The elections follow a 3-2 ruling on May 18, 2023, from the United Kingdom's Judicial Committee of the Privy Council, the Republic of Trinidad and Tobago's highest court of appeal, which stated that the government's one-year extension of the mandate of councillors and alderman was unlawful.
The matter was brought before the Law Lords of the Privy Council by Ravi Balgobin Maharaj, and his legal team led by Anand Ramlogan, SC.
The judgement handed down to Ravi Balgobin Maharaj by the Law Lords was a landmark ruling in the Commonwealth and marks the first time that a Court upheld the rights of citizens to vote in a Local Government Election.

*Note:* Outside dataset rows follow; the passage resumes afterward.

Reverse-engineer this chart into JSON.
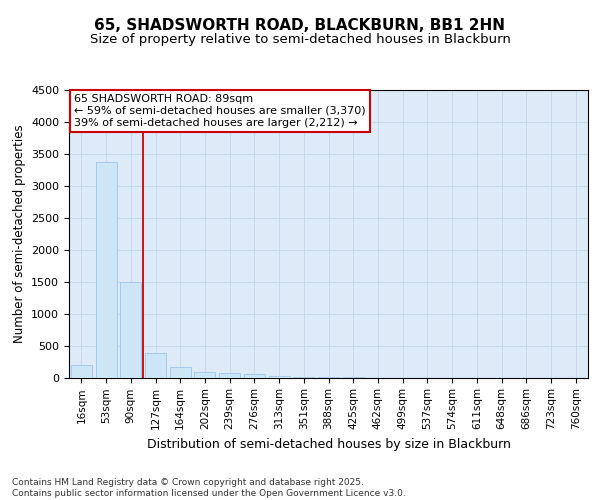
{
  "title1": "65, SHADSWORTH ROAD, BLACKBURN, BB1 2HN",
  "title2": "Size of property relative to semi-detached houses in Blackburn",
  "xlabel": "Distribution of semi-detached houses by size in Blackburn",
  "ylabel": "Number of semi-detached properties",
  "bar_labels": [
    "16sqm",
    "53sqm",
    "90sqm",
    "127sqm",
    "164sqm",
    "202sqm",
    "239sqm",
    "276sqm",
    "313sqm",
    "351sqm",
    "388sqm",
    "425sqm",
    "462sqm",
    "499sqm",
    "537sqm",
    "574sqm",
    "611sqm",
    "648sqm",
    "686sqm",
    "723sqm",
    "760sqm"
  ],
  "bar_values": [
    200,
    3370,
    1500,
    390,
    160,
    90,
    65,
    50,
    30,
    10,
    5,
    5,
    0,
    0,
    0,
    0,
    0,
    0,
    0,
    0,
    0
  ],
  "bar_color": "#cce5f7",
  "bar_edge_color": "#a0c4e8",
  "grid_color": "#c8d8ec",
  "background_color": "#ddeaf8",
  "vline_color": "#cc0000",
  "annotation_line1": "65 SHADSWORTH ROAD: 89sqm",
  "annotation_line2": "← 59% of semi-detached houses are smaller (3,370)",
  "annotation_line3": "39% of semi-detached houses are larger (2,212) →",
  "annotation_box_color": "white",
  "annotation_box_edge": "#cc0000",
  "footer_text": "Contains HM Land Registry data © Crown copyright and database right 2025.\nContains public sector information licensed under the Open Government Licence v3.0.",
  "ylim": [
    0,
    4500
  ],
  "yticks": [
    0,
    500,
    1000,
    1500,
    2000,
    2500,
    3000,
    3500,
    4000,
    4500
  ]
}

[1][2] Polls pointed to widespread rejection among the population for both the governing People's National Movement and the opposition United National Congress with both major parties and their leaders, Prime Minister Keith Rowley and Opposition Leader Kamla Persad-Bissessar being "extremely unpopular with unprecedented low approval ratings.
Since 1946, when the office of the mayor of the Port of Spain City Corporation was created, only men have officially served as mayor of the country's capital, despite voters in the last local elections electing a female majority city corporation slate in a historic first[5] and the outcry from women's activists on the lack of gender equality with political parties in terms of a low number of nominations by parties of prospective female councillors and female aldermen.